It has been pointed out to me that several business-oriented websites advise to add a few “interesting facts about yourself" in the “about me” section on your professional webpage.

It seems that the aim of this practice is to avoid being “stiff and boring” and to share some unexpected or humorous details that paint a picture of your personal side (quirks and all).

I wonder if this practice is widespread in academic setting as well (and thus if I should take the advice).

  • In principle, I don't object to publicly sharing little (not too weird) bits of personal information about myself (such as the music I like, the books I've read recently, what the name of my pet is);

  • I do know some (quite successful) colleagues and a few professors that include such personal trivia on their webpages;

  • I think that this might actually have a positive impact on personal relationships with colleagues, senior researchers, and can surely show younger (undergrad) students that we're humans after all!

However, I'm afraid that this practice may be seen as jokey or unprofessional by senior researchers (especially since I'm young, a graduate student). Hence the question.

  • 6
    Such stuff is usually "calculated" for the effect it might achieve. Posing. Think carefully about whatever you include, and the impression it will create, for any kind of professional pages. Oct 17, 2015 at 22:38
  • "Stiff and boring" is what you're going for, not an impression you want to avoid. To put it in a less joking way: you want people reading your page to get excited about your work, not how cool a dude/dudette you are.
    – user37208
    Oct 27, 2015 at 15:59

4 Answers 4


You're probably familiar with the saying "beauty is in the eyes of the beholder". In my opinion, similarly, the perception and reaction that people will get from including interesting / amusing / fascinating personal details will largely depend on the readers' subjective attributes.
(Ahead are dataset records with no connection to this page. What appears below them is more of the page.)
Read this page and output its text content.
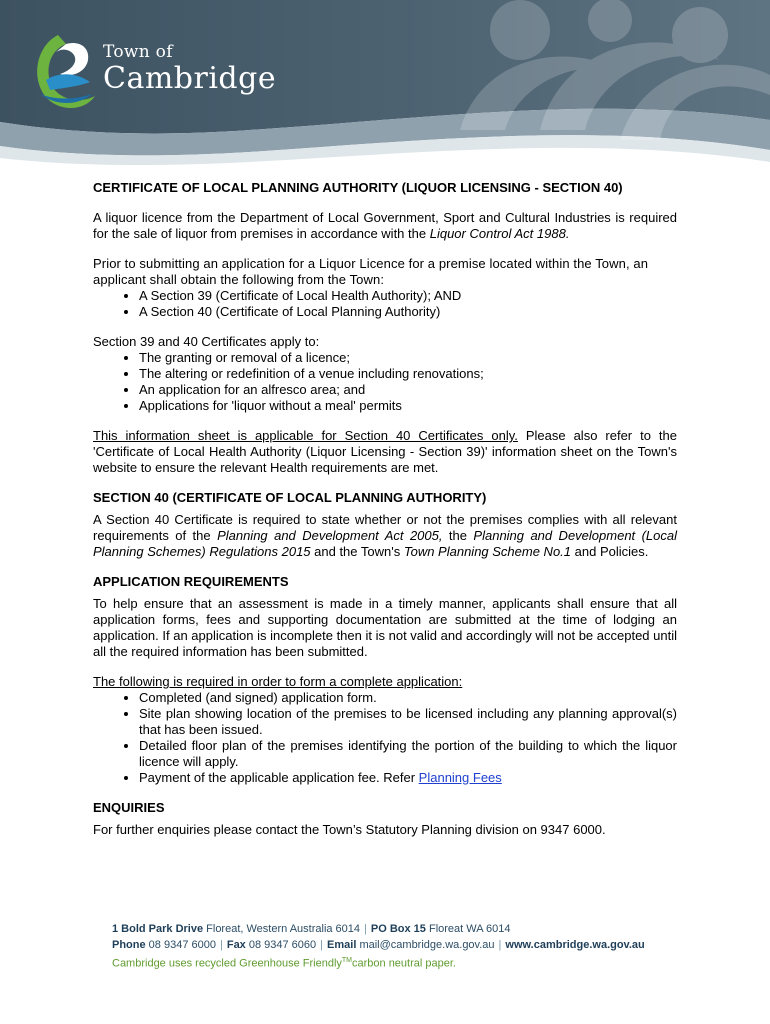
Town of
Cambridge
CERTIFICATE OF LOCAL PLANNING AUTHORITY (LIQUOR LICENSING - SECTION 40)
A liquor licence from the Department of Local Government, Sport and Cultural Industries is required for the sale of liquor from premises in accordance with the Liquor Control Act 1988.
Prior to submitting an application for a Liquor Licence for a premise located within the Town, an applicant shall obtain the following from the Town:
• A Section 39 (Certificate of Local Health Authority); AND
• A Section 40 (Certificate of Local Planning Authority)
Section 39 and 40 Certificates apply to:
• The granting or removal of a licence;
• The altering or redefinition of a venue including renovations;
• An application for an alfresco area; and
• Applications for 'liquor without a meal' permits
This information sheet is applicable for Section 40 Certificates only. Please also refer to the 'Certificate of Local Health Authority (Liquor Licensing - Section 39)' information sheet on the Town's website to ensure the relevant Health requirements are met.
SECTION 40 (CERTIFICATE OF LOCAL PLANNING AUTHORITY)
A Section 40 Certificate is required to state whether or not the premises complies with all relevant requirements of the Planning and Development Act 2005, the Planning and Development (Local Planning Schemes) Regulations 2015 and the Town's Town Planning Scheme No.1 and Policies.
APPLICATION REQUIREMENTS
To help ensure that an assessment is made in a timely manner, applicants shall ensure that all application forms, fees and supporting documentation are submitted at the time of lodging an application. If an application is incomplete then it is not valid and accordingly will not be accepted until all the required information has been submitted.
The following is required in order to form a complete application:
• Completed (and signed) application form.
• Site plan showing location of the premises to be licensed including any planning approval(s) that has been issued.
• Detailed floor plan of the premises identifying the portion of the building to which the liquor licence will apply.
• Payment of the applicable application fee. Refer Planning Fees
ENQUIRIES
For further enquiries please contact the Town’s Statutory Planning division on 9347 6000.
1 Bold Park Drive Floreat, Western Australia 6014 | PO Box 15 Floreat WA 6014
Phone 08 9347 6000 | Fax 08 9347 6060 | Email mail@cambridge.wa.gov.au | www.cambridge.wa.gov.au
Cambridge uses recycled Greenhouse Friendly™carbon neutral paper.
I am in a situation relatively similar to yours (that is, a beginner researcher), and I think that it would be smart to include somewhat less of such details, rather than too much (which, again, is all relative :-).

From many personal websites of scholars that I have visited, I got a sense that more fancy details are included by either very experienced academics (and it's understandable, as they have/had more time spent on various activities), or by any academics that are "extravagant" in their interests.

Update: In his comment above, @paulgarrett makes an excellent and important point about considering the desired effect of potentially including such information. I would just expand the point and formulate it as "considering the desired effect on the target audience".


So far, none of the other answers have mentioned Security.

Personal information, such as What is the name of your first pet, is used by many online account recovery mechanisms.

Many accounts have been hacked using such personal information:

The following profile elements can be used to steal or misappropriate your identity:

  • Full name (particularly your middle name)
  • Date of birth (often required)
  • Home town
  • Relationship status
  • School locations and graduation dates
  • Pet names
  • Other affiliations, interests and hobbies


Best Practices

  • Assuming you plan to be active in social media, minimize the use of personal information on your profiles that may be used for password verification or phishing attacks.

  • Avoid listing the following information publicly: date of birth, hometown, home address, year of high school or college graduation, primary e-mail address.

Secrets, Lies, and Account Recovery: Lessons from the Use of Personal Knowledge Questions at Google:

Publicly available answers.

Rabkin found that 16% of questions had answers routinely listed publicly in online social-networking profiles.

Even if users keep data private on social networks, inference attacks enable approximating sensitive information from a user’s friends.

So think very carefully before publically exposing personal information.

  • Thanks for making me aware of the security risks. I'll think carefully before setting up a password/secret question and even more carefully before sharing certain kinds of personal information online.
    – user42770
    Oct 18, 2015 at 11:15

I wonder... if I should take the advice.

It's a very individual decision. Each person has his own level of privacy or publicness that he is comfortable with. Your post gives me the impression you might be rather on the private end of the spectrum. There's nothing wrong with that.

Also note, displaying personal information about yourself on the internet is a bit like salting the soup. One can always add more salt individually at the table -- but you can't go back once you've oversalted at the stove. Similarly, once you've let people know certain personal tidbits, it can be impossible to unshare them. So, if in doubt, perhaps it's better to err on the side of being a bit on the private side. People will get to know the whole you on personal acquaintance!


Frame your plan in terms of what you want to demonstrate to several groups: your students, colleagues, and mentors, potential collaborators and employers (thanks Aleksandr Blekh for this addition).

You only get one message to send out to all of them: if there is any overlap between what you'd like those groups to know about you personally, then this is, ipso facto, what you should write up.